Par­al­lel zu den Expe­di­tio­nen, die Lady Trent bis­her gemacht hat, ent­wi­ckelt sich auch ein roman­über­grei­fen­des Rät­sel, viel­leicht auch eher eine Ver­schwö­rung, das lässt sich momen­tan noch nicht sagen. Lady Trents Leben ist jeden­falls bis zu die­sem Zeit­punkt schon span­nend und ver­spricht, den Andeu­tun­gen in die­sem Band nach, auch wei­ter­hin span­nend zu blei­ben. Als klei­nen Bonus gibt es auch noch ein paar wun­der­schöne Illus­tra­tio­nen zu sehen.

Auch wenn die Hand­lung ohne Vor­kennt­nisse ver­ständ­lich ist, ist es unbe­dingt emp­feh­lens­wert, zuvor „Die Natur­ge­schichte der Dra­chen“ gele­sen zu haben. Und das nicht nur, weil der erste Teil genauso gefäl­lig geschrie­ben ist wie dieser.
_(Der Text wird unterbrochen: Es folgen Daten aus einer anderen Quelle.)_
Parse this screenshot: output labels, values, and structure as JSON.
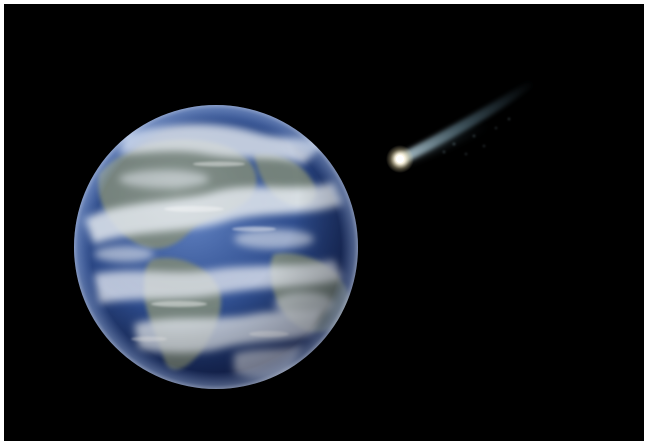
{
  "scene": {
    "subjects": [
      "earth-planet",
      "comet"
    ],
    "colors": {
      "background": "#000000",
      "frame": "#ffffff",
      "ocean": "#2c4a8a",
      "land": "#7e8a7c",
      "cloud": "#e9eef5",
      "comet_head": "#fff8e4",
      "comet_tail": "#7fa6b8"
    }
  }
}
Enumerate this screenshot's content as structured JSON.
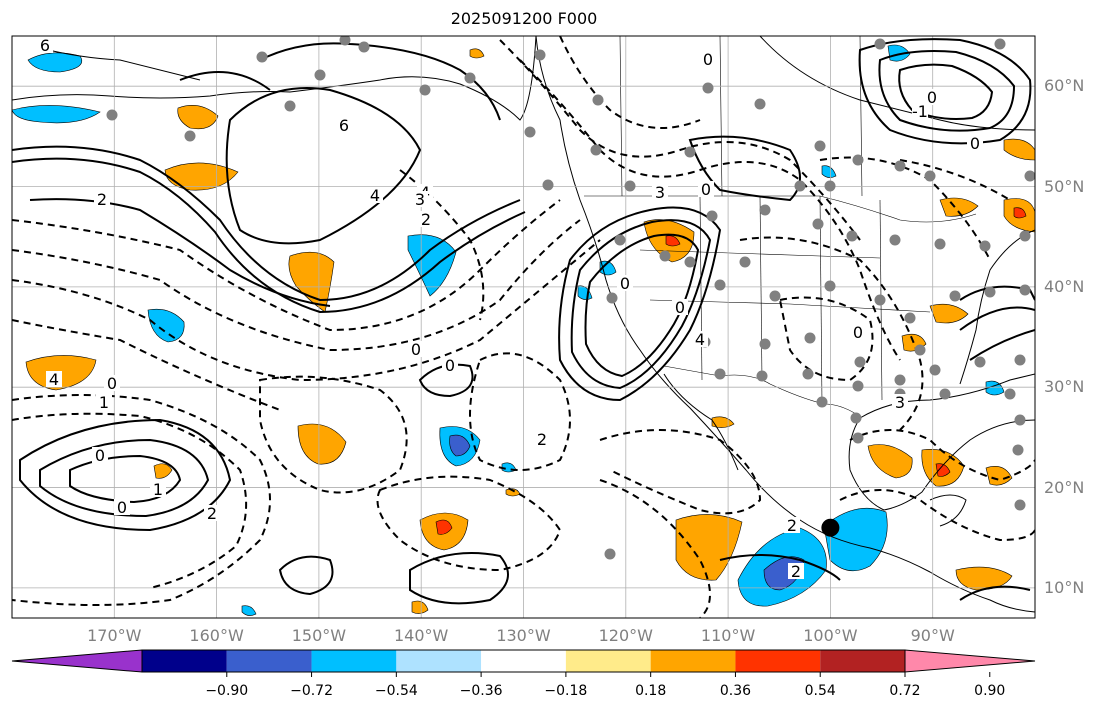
{
  "title": "2025091200 F000",
  "map": {
    "projection": "plate-carree",
    "lon_range": [
      -180,
      -80
    ],
    "lat_range": [
      7,
      65
    ],
    "grid": true,
    "colors": {
      "ocean": "#ffffff",
      "coast": "#000000",
      "grid": "#b0b0b0"
    }
  },
  "lat_labels": [
    "60°N",
    "50°N",
    "40°N",
    "30°N",
    "20°N",
    "10°N"
  ],
  "lon_labels": [
    "170°W",
    "160°W",
    "150°W",
    "140°W",
    "130°W",
    "120°W",
    "110°W",
    "100°W",
    "90°W"
  ],
  "colorbar": {
    "colors": [
      "#9932cc",
      "#00008b",
      "#3a5fcd",
      "#00bfff",
      "#aee2ff",
      "#ffffff",
      "#ffeb8a",
      "#ffa500",
      "#ff3300",
      "#b22222",
      "#ff88aa"
    ],
    "tick_labels": [
      "−0.90",
      "−0.72",
      "−0.54",
      "−0.36",
      "−0.18",
      "0.18",
      "0.36",
      "0.54",
      "0.72",
      "0.90"
    ],
    "extend": "both"
  },
  "contour_labels": [
    "2",
    "4",
    "6",
    "4",
    "3",
    "2",
    "0",
    "2",
    "2",
    "0",
    "1",
    "1",
    "0",
    "0",
    "4",
    "3",
    "0",
    "0",
    "3",
    "0",
    "-1",
    "0",
    "6",
    "4",
    "0",
    "0",
    "0",
    "2",
    "2",
    "0"
  ],
  "station_marker": {
    "lon": -100,
    "lat": 16,
    "color": "#000000"
  }
}
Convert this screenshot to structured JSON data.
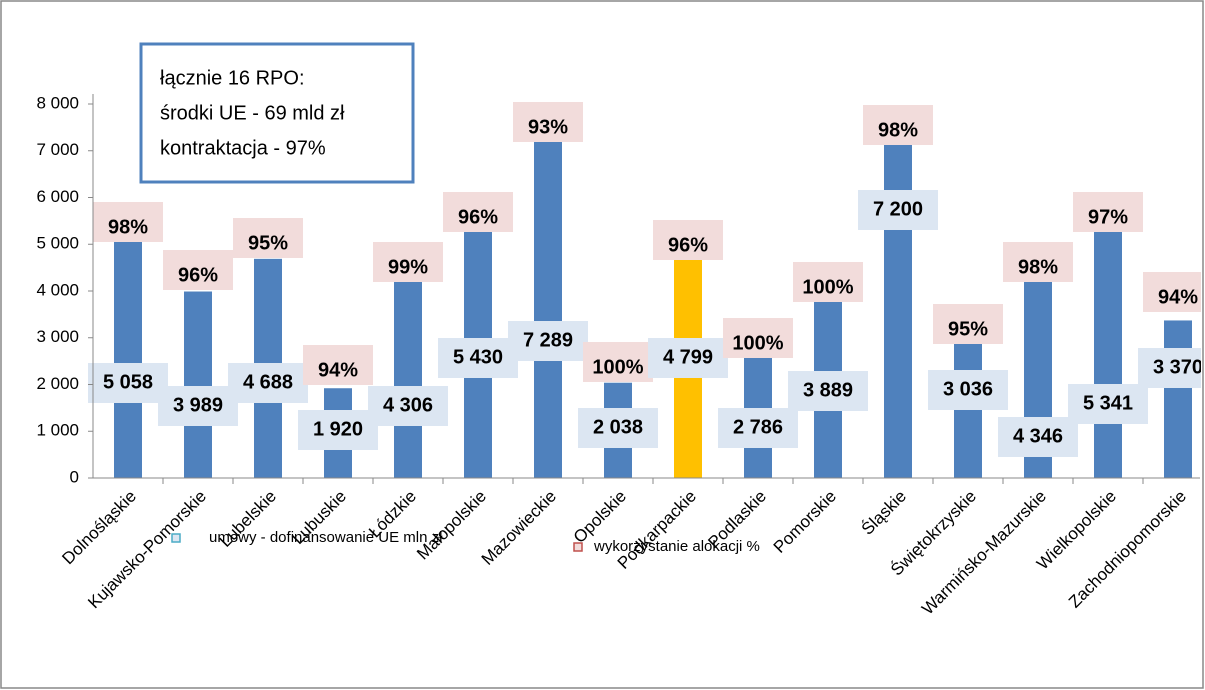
{
  "chart_data": {
    "type": "bar",
    "annotation": [
      "łącznie 16 RPO:",
      "środki UE - 69 mld zł",
      "kontraktacja - 97%"
    ],
    "categories": [
      "Dolnośląskie",
      "Kujawsko-Pomorskie",
      "Lubelskie",
      "Lubuskie",
      "Łódzkie",
      "Małopolskie",
      "Mazowieckie",
      "Opolskie",
      "Podkarpackie",
      "Podlaskie",
      "Pomorskie",
      "Śląskie",
      "Świętokrzyskie",
      "Warmińsko-Mazurskie",
      "Wielkopolskie",
      "Zachodniopomorskie"
    ],
    "series": [
      {
        "name": "umowy - dofinansowanie UE mln zł",
        "color": "#4f81bd",
        "legend_color": "#4bacc6",
        "label_fill": "#dce6f2",
        "colors": [
          "#4f81bd",
          "#4f81bd",
          "#4f81bd",
          "#4f81bd",
          "#4f81bd",
          "#4f81bd",
          "#4f81bd",
          "#4f81bd",
          "#ffc000",
          "#4f81bd",
          "#4f81bd",
          "#4f81bd",
          "#4f81bd",
          "#4f81bd",
          "#4f81bd",
          "#4f81bd"
        ],
        "values": [
          5058,
          3989,
          4688,
          1920,
          4306,
          5430,
          7289,
          2038,
          4799,
          2786,
          3889,
          7200,
          3036,
          4346,
          5341,
          3370
        ],
        "value_labels": [
          "5 058",
          "3 989",
          "4 688",
          "1 920",
          "4 306",
          "5 430",
          "7 289",
          "2 038",
          "4 799",
          "2 786",
          "3 889",
          "7 200",
          "3 036",
          "4 346",
          "5 341",
          "3 370"
        ]
      },
      {
        "name": "wykorzystanie alokacji %",
        "color": "#f2dcdb",
        "legend_color": "#c0504d",
        "values": [
          98,
          96,
          95,
          94,
          99,
          96,
          93,
          100,
          96,
          100,
          100,
          98,
          95,
          98,
          97,
          94
        ],
        "value_labels": [
          "98%",
          "96%",
          "95%",
          "94%",
          "99%",
          "96%",
          "93%",
          "100%",
          "96%",
          "100%",
          "100%",
          "98%",
          "95%",
          "98%",
          "97%",
          "94%"
        ]
      }
    ],
    "ylim": [
      0,
      8000
    ],
    "yticks": [
      0,
      {
        "value": 1000,
        "label": "1 000"
      },
      {
        "value": 2000,
        "label": "2 000"
      },
      {
        "value": 3000,
        "label": "3 000"
      },
      {
        "value": 4000,
        "label": "4 000"
      },
      {
        "value": 5000,
        "label": "5 000"
      },
      {
        "value": 6000,
        "label": "6 000"
      },
      {
        "value": 7000,
        "label": "7 000"
      },
      {
        "value": 8000,
        "label": "8 000"
      }
    ]
  }
}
„Aber ich ver­si­chere Ihnen, dass ich all diese Dinge über­lebt habe. Wahr­schein­lich wer­den Sie es auch über­le­ben von ihnen zu lesen.“ (S. 8)

Der dritte Band von Lady Trents Memoi­ren erscheint schon im Juli und trägt den Titel „Die Reise der Basilisk“.

Der Wen­de­kreis der Schlan­gen – Lady Trents Memoi­ren 2. Marie Brennan. Über­set­zung: Andrea Blendl. Cross Cult. 2018. Erhält­lich in der Buch­hand­lung eures Vertrauens.